Así se preparan los guías que explican la historia de la evolución humana en Atapuerca
Fundación Atapuerca y Fundación 'la Caixa' realizan estos cursos de reciclaje a los monitores de los yacimientos desde hace diez años. En estos días se han formado en el estudio de cerámicas al microscopio, lo último en pinturas rupestres y se han adentrado en Cueva Mayor con el Grupo Espeleológico Edelweiss.

Primera de las tres acciones formativas que permiten actualizar conocimientos sobre evolución humana a los guías de los yacimientos de Atapuerca.
Desde hace más de 10 años, los guías de los yacimientos de Atapuerca se someten a una formación y actualización constante. Suele realizarse en temporada baja en lo que a visitas se refiere y antes de iniciarse el pico de actividad que arranca con la Semana Santa. Un equipo formado e informado que son la base de los buenos datos de satisfacción de los visitantes al yacimiento y en los que se busca un plus de actualización en una materia, la evolución humana, en constante transformación.
Desde 2015, la Fundación Atapuerca realiza unas jornadas de formación dirigidas al personal que guía las visitas a los yacimientos de la Sierra de Atapuerca y el Centro de Arqueología Experimental (Carex) en colaboración con la Fundación "la Caixa" y el Museo de la Evolución Humana.

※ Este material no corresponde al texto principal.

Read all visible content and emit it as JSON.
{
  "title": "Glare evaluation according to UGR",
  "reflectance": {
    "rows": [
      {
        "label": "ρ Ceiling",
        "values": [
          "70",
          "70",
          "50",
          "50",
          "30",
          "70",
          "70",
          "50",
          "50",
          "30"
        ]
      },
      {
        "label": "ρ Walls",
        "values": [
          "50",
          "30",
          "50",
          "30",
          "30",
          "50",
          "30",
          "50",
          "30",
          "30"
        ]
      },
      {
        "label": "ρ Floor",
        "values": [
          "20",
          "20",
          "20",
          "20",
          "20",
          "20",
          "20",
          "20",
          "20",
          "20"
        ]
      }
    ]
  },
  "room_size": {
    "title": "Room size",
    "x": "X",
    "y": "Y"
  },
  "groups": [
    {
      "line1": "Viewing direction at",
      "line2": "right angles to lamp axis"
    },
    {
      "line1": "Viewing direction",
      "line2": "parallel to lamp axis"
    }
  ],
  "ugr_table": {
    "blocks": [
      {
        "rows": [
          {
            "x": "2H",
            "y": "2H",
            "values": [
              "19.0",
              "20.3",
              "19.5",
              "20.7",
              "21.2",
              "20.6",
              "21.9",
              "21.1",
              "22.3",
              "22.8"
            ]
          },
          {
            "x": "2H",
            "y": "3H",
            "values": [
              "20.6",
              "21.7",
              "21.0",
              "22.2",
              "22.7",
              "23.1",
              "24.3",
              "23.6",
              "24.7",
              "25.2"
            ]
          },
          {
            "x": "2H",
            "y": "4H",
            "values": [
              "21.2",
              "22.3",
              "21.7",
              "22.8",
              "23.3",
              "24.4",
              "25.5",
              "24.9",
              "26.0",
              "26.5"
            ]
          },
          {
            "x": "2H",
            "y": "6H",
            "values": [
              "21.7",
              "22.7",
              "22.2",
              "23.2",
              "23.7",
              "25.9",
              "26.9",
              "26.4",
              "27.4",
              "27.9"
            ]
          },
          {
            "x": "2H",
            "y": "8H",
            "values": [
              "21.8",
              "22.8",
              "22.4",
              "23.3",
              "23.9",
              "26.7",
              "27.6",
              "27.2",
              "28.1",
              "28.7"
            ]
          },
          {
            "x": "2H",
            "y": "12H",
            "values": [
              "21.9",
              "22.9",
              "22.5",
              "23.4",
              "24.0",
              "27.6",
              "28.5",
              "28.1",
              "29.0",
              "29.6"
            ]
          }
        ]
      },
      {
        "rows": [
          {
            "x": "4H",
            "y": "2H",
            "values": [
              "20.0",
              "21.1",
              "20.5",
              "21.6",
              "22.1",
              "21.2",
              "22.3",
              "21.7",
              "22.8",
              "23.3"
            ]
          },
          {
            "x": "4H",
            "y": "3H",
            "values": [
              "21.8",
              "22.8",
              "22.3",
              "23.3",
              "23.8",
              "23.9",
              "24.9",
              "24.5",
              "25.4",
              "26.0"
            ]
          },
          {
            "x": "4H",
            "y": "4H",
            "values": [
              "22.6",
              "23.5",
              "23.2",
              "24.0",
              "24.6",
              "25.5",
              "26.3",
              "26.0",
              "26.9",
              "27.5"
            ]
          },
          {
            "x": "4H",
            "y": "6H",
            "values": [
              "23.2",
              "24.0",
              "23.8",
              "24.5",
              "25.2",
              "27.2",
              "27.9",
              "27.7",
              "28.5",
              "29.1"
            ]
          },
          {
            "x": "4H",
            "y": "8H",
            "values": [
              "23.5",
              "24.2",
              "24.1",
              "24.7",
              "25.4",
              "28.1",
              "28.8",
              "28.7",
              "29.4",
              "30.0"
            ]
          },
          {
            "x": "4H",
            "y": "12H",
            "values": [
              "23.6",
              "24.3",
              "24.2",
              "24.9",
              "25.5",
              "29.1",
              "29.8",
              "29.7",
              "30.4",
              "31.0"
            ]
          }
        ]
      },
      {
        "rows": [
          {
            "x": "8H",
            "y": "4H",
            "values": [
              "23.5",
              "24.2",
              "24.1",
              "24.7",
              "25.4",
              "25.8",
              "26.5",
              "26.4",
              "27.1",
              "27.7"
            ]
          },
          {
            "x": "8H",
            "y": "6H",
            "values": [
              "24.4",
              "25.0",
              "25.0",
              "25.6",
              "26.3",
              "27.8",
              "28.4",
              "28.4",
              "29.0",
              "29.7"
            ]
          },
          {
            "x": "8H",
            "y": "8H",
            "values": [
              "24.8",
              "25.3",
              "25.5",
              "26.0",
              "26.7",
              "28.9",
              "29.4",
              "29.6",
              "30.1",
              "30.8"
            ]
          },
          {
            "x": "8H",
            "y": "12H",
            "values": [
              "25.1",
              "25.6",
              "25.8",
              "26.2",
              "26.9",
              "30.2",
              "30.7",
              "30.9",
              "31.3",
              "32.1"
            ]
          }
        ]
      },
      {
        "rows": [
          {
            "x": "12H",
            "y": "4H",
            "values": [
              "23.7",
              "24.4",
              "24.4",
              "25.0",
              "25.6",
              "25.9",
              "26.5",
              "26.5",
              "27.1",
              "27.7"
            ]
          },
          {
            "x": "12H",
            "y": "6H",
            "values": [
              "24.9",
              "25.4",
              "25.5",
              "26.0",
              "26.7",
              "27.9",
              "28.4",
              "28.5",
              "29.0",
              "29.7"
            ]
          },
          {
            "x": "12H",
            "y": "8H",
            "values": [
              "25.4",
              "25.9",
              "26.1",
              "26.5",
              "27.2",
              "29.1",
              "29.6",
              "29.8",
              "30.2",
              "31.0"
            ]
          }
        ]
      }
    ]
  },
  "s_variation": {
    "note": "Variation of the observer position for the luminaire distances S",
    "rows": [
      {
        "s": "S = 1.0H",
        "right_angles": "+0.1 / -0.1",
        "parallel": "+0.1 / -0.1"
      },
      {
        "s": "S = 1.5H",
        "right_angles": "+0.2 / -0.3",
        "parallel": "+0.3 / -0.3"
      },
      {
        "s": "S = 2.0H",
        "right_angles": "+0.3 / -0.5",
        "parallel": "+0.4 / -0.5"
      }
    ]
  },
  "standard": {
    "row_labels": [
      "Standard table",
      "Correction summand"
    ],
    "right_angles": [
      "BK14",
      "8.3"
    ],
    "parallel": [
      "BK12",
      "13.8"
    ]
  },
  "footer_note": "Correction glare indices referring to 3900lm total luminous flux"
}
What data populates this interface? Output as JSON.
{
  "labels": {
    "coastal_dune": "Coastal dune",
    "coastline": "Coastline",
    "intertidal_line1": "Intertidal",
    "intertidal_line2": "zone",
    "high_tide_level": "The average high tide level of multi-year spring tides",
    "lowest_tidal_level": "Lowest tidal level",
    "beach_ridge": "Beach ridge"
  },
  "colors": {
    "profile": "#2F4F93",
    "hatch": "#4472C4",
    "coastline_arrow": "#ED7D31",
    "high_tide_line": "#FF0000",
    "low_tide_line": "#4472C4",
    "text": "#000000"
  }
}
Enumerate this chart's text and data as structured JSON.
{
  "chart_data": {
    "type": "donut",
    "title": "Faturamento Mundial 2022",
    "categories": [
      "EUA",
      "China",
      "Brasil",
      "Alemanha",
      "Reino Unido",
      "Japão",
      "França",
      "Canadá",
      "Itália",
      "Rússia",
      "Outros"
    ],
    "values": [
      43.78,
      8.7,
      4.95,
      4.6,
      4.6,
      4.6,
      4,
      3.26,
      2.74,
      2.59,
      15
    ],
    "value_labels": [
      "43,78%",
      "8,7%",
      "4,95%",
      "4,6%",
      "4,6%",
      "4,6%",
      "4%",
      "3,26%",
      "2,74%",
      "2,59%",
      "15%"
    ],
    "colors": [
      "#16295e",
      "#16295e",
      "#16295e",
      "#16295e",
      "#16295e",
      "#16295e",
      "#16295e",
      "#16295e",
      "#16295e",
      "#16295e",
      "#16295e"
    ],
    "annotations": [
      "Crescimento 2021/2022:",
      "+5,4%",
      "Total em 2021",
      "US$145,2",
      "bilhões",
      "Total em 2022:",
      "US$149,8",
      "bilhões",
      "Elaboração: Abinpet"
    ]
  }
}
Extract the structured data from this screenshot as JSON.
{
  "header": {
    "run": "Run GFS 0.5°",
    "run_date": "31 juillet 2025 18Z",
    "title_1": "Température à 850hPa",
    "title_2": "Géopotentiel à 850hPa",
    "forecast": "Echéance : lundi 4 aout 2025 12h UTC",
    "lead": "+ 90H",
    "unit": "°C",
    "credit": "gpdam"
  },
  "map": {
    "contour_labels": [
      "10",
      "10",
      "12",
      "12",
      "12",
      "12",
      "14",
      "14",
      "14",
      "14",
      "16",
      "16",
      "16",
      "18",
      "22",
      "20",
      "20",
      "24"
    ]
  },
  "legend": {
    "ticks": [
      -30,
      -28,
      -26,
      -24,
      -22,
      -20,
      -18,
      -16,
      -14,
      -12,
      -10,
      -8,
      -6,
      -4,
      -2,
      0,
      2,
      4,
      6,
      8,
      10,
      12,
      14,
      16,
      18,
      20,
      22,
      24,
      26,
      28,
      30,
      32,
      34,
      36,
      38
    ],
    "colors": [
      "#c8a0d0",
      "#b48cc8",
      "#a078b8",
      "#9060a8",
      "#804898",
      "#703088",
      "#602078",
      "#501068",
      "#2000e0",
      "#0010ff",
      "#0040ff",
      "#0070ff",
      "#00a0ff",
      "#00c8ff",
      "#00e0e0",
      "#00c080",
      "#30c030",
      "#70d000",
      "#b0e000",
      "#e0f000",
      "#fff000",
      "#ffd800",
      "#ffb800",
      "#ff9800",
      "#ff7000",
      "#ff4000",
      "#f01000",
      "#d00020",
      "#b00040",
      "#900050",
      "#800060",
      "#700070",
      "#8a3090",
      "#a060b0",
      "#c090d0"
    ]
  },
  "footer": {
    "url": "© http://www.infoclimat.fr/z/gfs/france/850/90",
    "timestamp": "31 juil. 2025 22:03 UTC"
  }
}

De esta manera, «permite actualizar y adaptar los contenidos científicos dirigidos a los escolares, asegurando así la calidad y el rigor en la divulgación», apuntan desde la Fundación Atapuerca.
Estas formaciones se llevan a cabo a partir de miembros del Equipo de Investigación de Atapuerca (EIA) e investigadores becados por las ayudas a la investigación de la Fundación Atapuerca. Este año las jornadas a los guías de los yacimientos se han centrado en la microscopía para el estudio de la tecnología y la traceología en las cerámicas, el arte paleolítico y se adentrarán en las grutas del interior de Cueva Mayor.
El pasado martes se llevó a cabo la primera ponencia a cargo de Juan Luis Fernandez Marchena que cuenta con una ayuda de investigación y que impartió la charla 'Buscando lo invisible. La identificación de las actividades humanas en los artefactos arqueológicos a partir de los análisis microscópicos'.
Durante su intervención explicó como se realiza el estudio bajo el microscopio de estas herramientas prehistóricas y cuáles son las señales para identificar su uso. Estos análisis ayudan a reconstruir las actividades de estos grupos humanos del pasado, los procesos de reutilización o fabricación de útiles.
Arte Paleolítico
Este miércoles el doctor en Prehistoria, profesor de la Universidad Complutense de Madrid y experto en arte paleolítico, Marcos García, impartió la conferencia 'Arte paleolítico: nuevos datos y nuevas visiones'. Una intervención en la que mostró los descubrimientos más significativos que se han producido en los últimos años y analizo el impacto en la comprensión de los grupos humanos del Paleolítico.
Abordó cuestiones como las grandes preguntas en torno a esta disciplina sobre el arte rupestre: la dispersión territorial del fenómeno, su cronologia, la capacidad grafica y artística, la territorialidad, las geografías sociales y las nuevas líneas de investigación que están ampliando el conocimiento sobre el arte paleolítico.
En la tercera jornada el equipo de Guías de los Yacimientos de Atapuerca se adentrará al interior de las galerías de Cueva Mayor en compañía de quién mejor ha cartografiado esa red de galerías, conductos, gateras y grandes oquedades: el Grupo Espeleológico Edelweiss.
Diez años de formación
Estas jornadas de actualización de conocimientos en evolución humana se llevan a cabo desde el año 2015 permitiendo un mejor conocimiento de los yacimientos y la disciplina y mejorando, asi, el mensaje que se traslada a visitantes y, en especial, a los escolares. «Durante todos estos años se han desarrollado múltiples cursos formativos y materiales didácticos que han despertado el interés por la evolución humana y la prehistoria en miles de estudiantes y ha permitido que sean un referente en la divulgación científica», señalan desde la Fundación Atapuerca.